The minority party in Stormont, the DUP, has a marginally privileged position in that the British government has bestowed upon it an agreement, “Safeguarding the Union,” that makes clear that the the aim of the two signatories is “the cementing of Northern Ireland’s integral place in the United Kingdom’s internal market.”
This is buttressed with an assurance that “The [UK] government will provide statutory assurance that Northern Ireland remains an integral part of the United Kingdom. The government will legislate to affirm Northern Ireland’s place in the union.”
Diehard unionist illusions that the statelet could exist as a seamless part of the United Kingdom fall apart in the face of the demographic, political and economic realities.
Fine Gael, the big business party of neoliberal economics in the Republic’s coalition government, has just elected a new leader but its political base is declining and in the Republic Sinn Fein has a leading position in the polls that parallels its standing in the North.
In its pursuit of profit capital has little regard for unionist comfort blankets. In her visit just last week Rain Newton-Smith, director-general of the Confederation of British Industry, said Northern Ireland companies now have fresh optimism thanks to a “foothold and unique position” with dual-market access to the rest of the UK and EU.
Writing in the Belfast Telegraph the perceptive (and mischievous) journalist Sam McBride anticipated the St Patrick’s Day visit to Genocide Joe Biden of Sinn Fein’s two leaders — party vice-president Michelle O'Neill, and all-Ireland party leader Mary Lou McDonald — with the prediction that this would annoy Sinn Fein’s electorate.
And when the Sinn Fein duo were photographed arm in arm with the US president, his Belfast Telegraph colleague, the estimable Suzanne Breen, wrote: “It’s the triumph of plastic politics over principles. Surely nobody who believes that what’s happening in Gaza is genocide could in good conscience go to the White House and party with the president overseeing it?”
The loyalist knuckleheads who see in Israel’s occupation of Palestinian land a metaphor for their own situation are out of step with the great sweep of local opinion.

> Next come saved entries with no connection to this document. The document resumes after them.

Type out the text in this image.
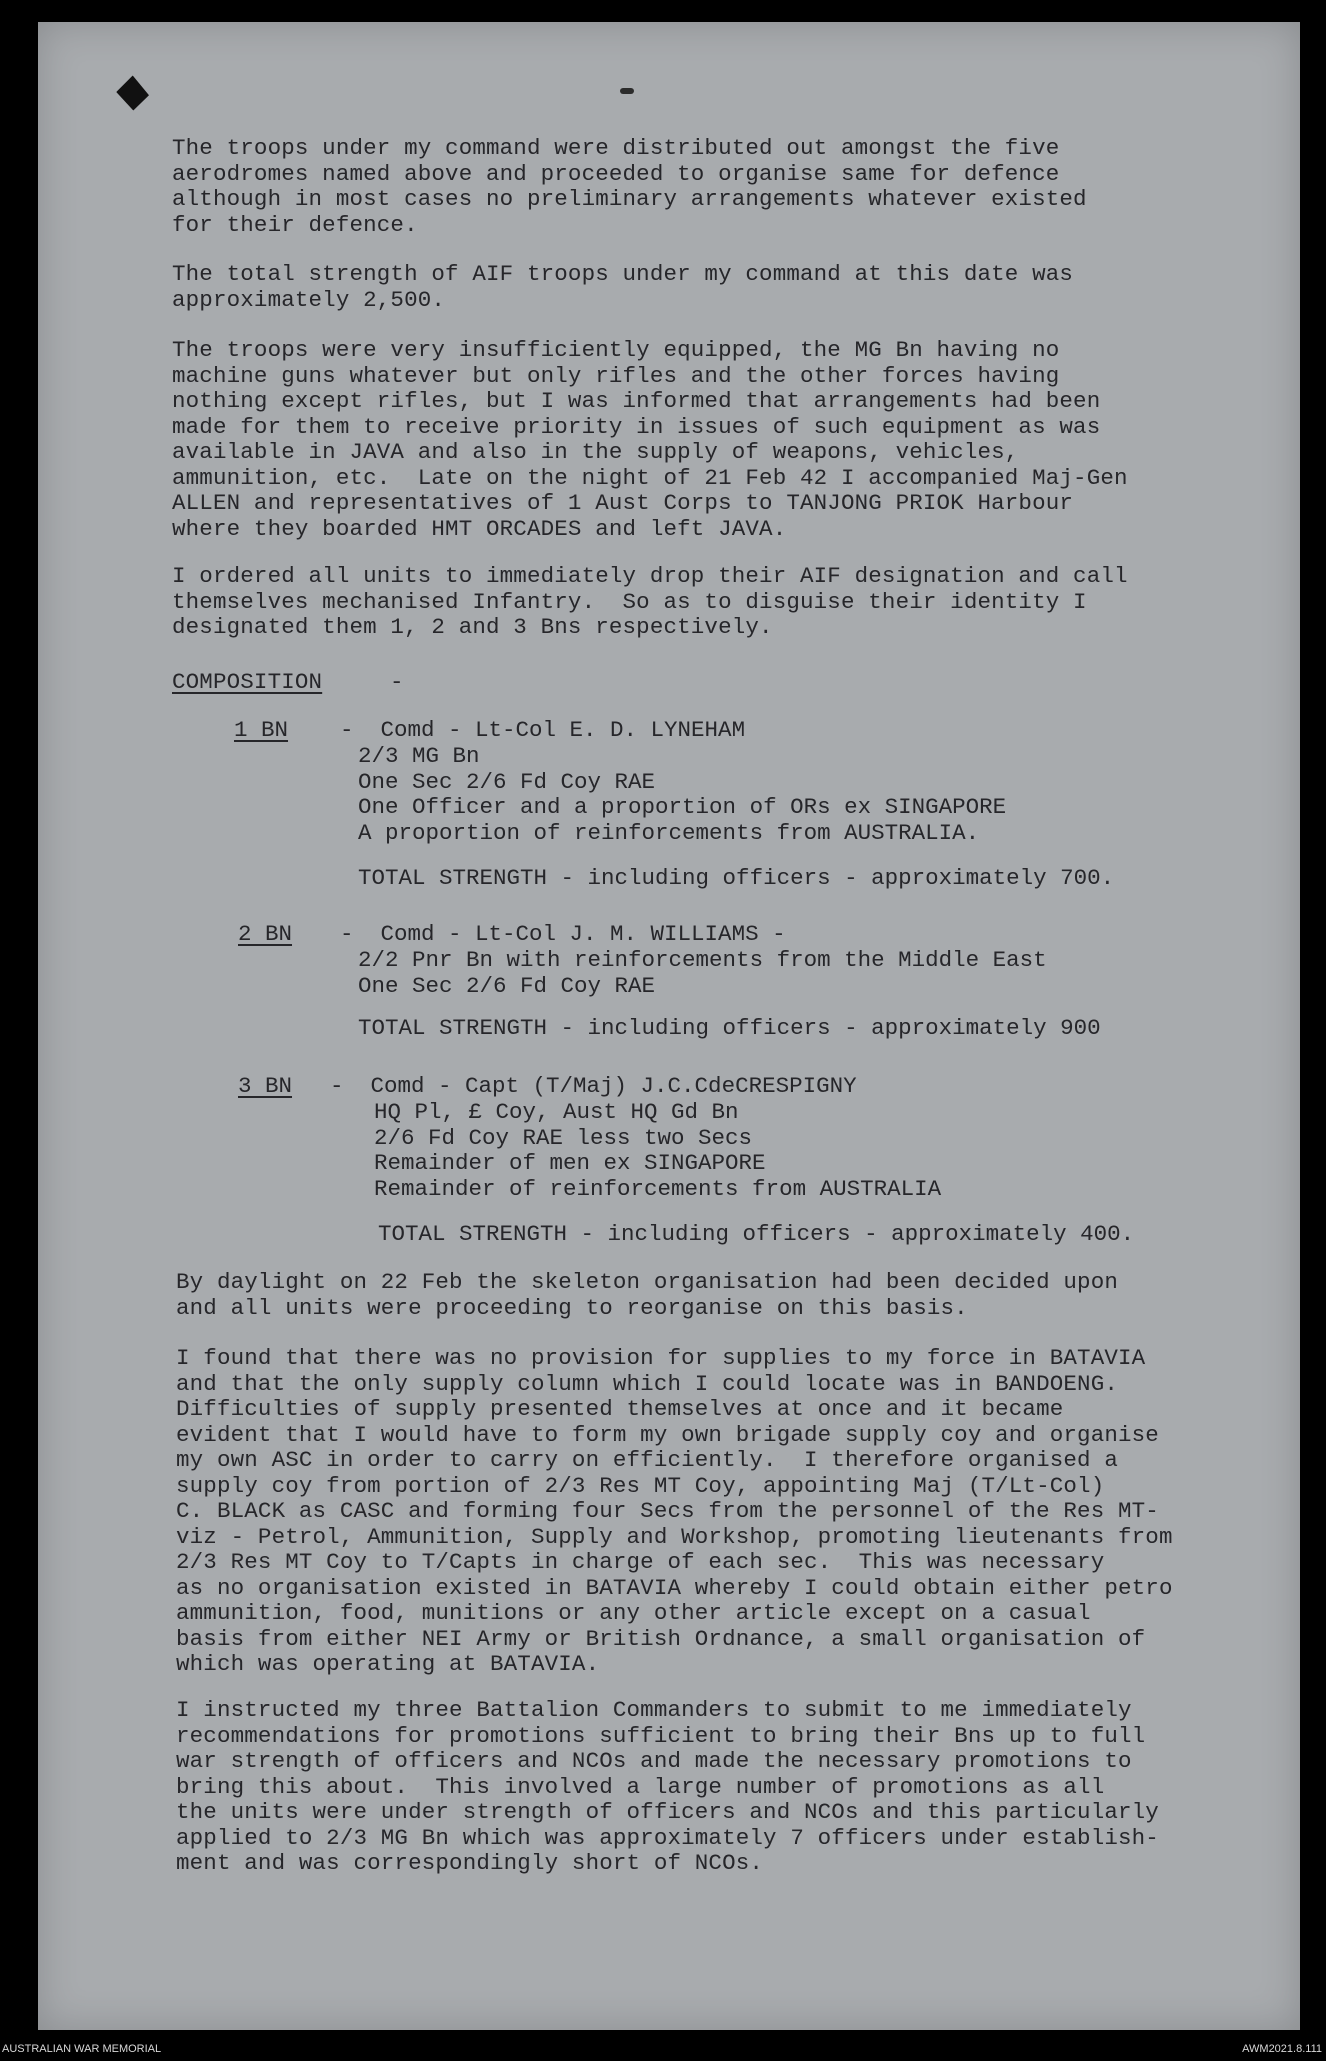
The troops under my command were distributed out amongst the five
aerodromes named above and proceeded to organise same for defence
although in most cases no preliminary arrangements whatever existed
for their defence.

The total strength of AIF troops under my command at this date was
approximately 2,500.

The troops were very insufficiently equipped, the MG Bn having no
machine guns whatever but only rifles and the other forces having
nothing except rifles, but I was informed that arrangements had been
made for them to receive priority in issues of such equipment as was
available in JAVA and also in the supply of weapons, vehicles,
ammunition, etc.  Late on the night of 21 Feb 42 I accompanied Maj-Gen
ALLEN and representatives of 1 Aust Corps to TANJONG PRIOK Harbour
where they boarded HMT ORCADES and left JAVA.

I ordered all units to immediately drop their AIF designation and call
themselves mechanised Infantry.  So as to disguise their identity I
designated them 1, 2 and 3 Bns respectively.

COMPOSITION	-
1 BN -  Comd - Lt-Col E. D. LYNEHAM
2/3 MG Bn
One Sec 2/6 Fd Coy RAE
One Officer and a proportion of ORs ex SINGAPORE
A proportion of reinforcements from AUSTRALIA.
TOTAL STRENGTH - including officers - approximately 700.
2 BN -  Comd - Lt-Col J. M. WILLIAMS -
2/2 Pnr Bn with reinforcements from the Middle East
One Sec 2/6 Fd Coy RAE
TOTAL STRENGTH - including officers - approximately 900
3 BN -  Comd - Capt (T/Maj) J.C.CdeCRESPIGNY
HQ Pl, £ Coy, Aust HQ Gd Bn
2/6 Fd Coy RAE less two Secs
Remainder of men ex SINGAPORE
Remainder of reinforcements from AUSTRALIA
TOTAL STRENGTH - including officers - approximately 400.

By daylight on 22 Feb the skeleton organisation had been decided upon
and all units were proceeding to reorganise on this basis.

I found that there was no provision for supplies to my force in BATAVIA
and that the only supply column which I could locate was in BANDOENG.
Difficulties of supply presented themselves at once and it became
evident that I would have to form my own brigade supply coy and organise
my own ASC in order to carry on efficiently.  I therefore organised a
supply coy from portion of 2/3 Res MT Coy, appointing Maj (T/Lt-Col)
C. BLACK as CASC and forming four Secs from the personnel of the Res MT-
viz - Petrol, Ammunition, Supply and Workshop, promoting lieutenants from
2/3 Res MT Coy to T/Capts in charge of each sec.  This was necessary
as no organisation existed in BATAVIA whereby I could obtain either petro
ammunition, food, munitions or any other article except on a casual
basis from either NEI Army or British Ordnance, a small organisation of
which was operating at BATAVIA.

I instructed my three Battalion Commanders to submit to me immediately
recommendations for promotions sufficient to bring their Bns up to full
war strength of officers and NCOs and made the necessary promotions to
bring this about.  This involved a large number of promotions as all
the units were under strength of officers and NCOs and this particularly
applied to 2/3 MG Bn which was approximately 7 officers under establish-
ment and was correspondingly short of NCOs.

AUSTRALIAN WAR MEMORIAL	AWM2021.8.111
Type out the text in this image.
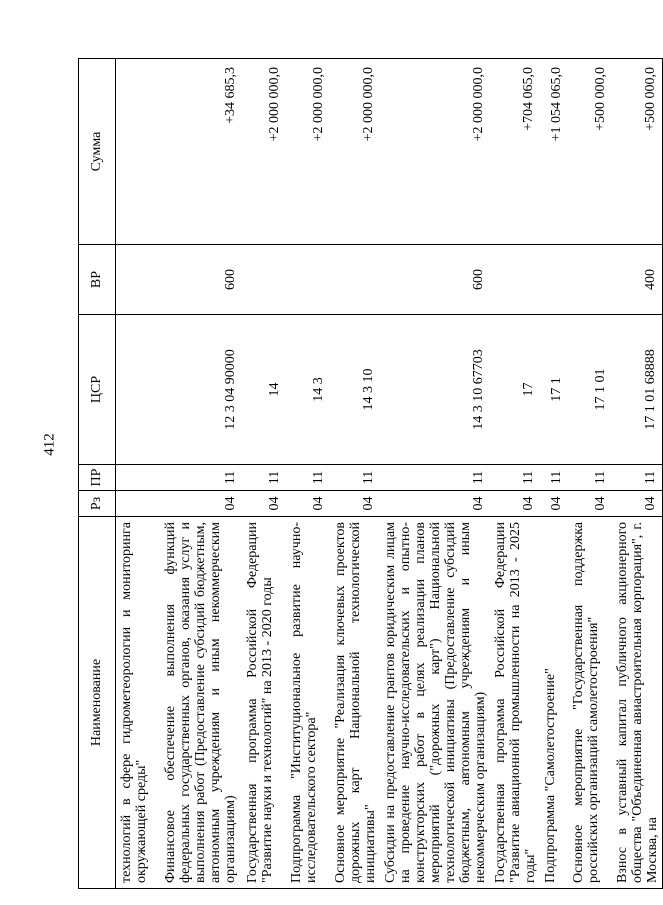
412
Наименование	Рз	ПР	ЦСР	ВР	Сумма
технологий в сфере гидрометеорологии и мониторинга окружающей среды"					
Финансовое обеспечение выполнения функций федеральных государственных органов, оказания услуг и выполнения работ (Предоставление субсидий бюджетным, автономным учреждениям и иным некоммерческим организациям)	04	11	12 3 04 90000	600	+34 685,3
Государственная программа Российской Федерации "Развитие науки и технологий" на 2013 - 2020 годы	04	11	14		+2 000 000,0
Подпрограмма "Институциональное развитие научно-исследовательского сектора"	04	11	14 3		+2 000 000,0
Основное мероприятие "Реализация ключевых проектов дорожных карт Национальной технологической инициативы"	04	11	14 3 10		+2 000 000,0
Субсидии на предоставление грантов юридическим лицам на проведение научно-исследовательских и опытно-конструкторских работ в целях реализации планов мероприятий ("дорожных карт") Национальной технологической инициативы (Предоставление субсидий бюджетным, автономным учреждениям и иным некоммерческим организациям)	04	11	14 3 10 67703	600	+2 000 000,0
Государственная программа Российской Федерации "Развитие авиационной промышленности на 2013 - 2025 годы"	04	11	17		+704 065,0
Подпрограмма "Самолетостроение"	04	11	17 1		+1 054 065,0
Основное мероприятие "Государственная поддержка российских организаций самолетостроения"	04	11	17 1 01		+500 000,0
Взнос в уставный капитал публичного акционерного общества "Объединенная авиастроительная корпорация", г. Москва, на	04	11	17 1 01 68888	400	+500 000,0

The combination of unionist disarray and Sinn Fein’s political degeneration makes for a confused politics. Ireland’s subordination to US imperialism and its junior partner, Britain — compounded with the Republic’s truncated sovereignty that for smaller EU states is the extra price they pay for membership of the federal superstate — makes an all-Ireland strategy the vital prerequisite for working-class advance.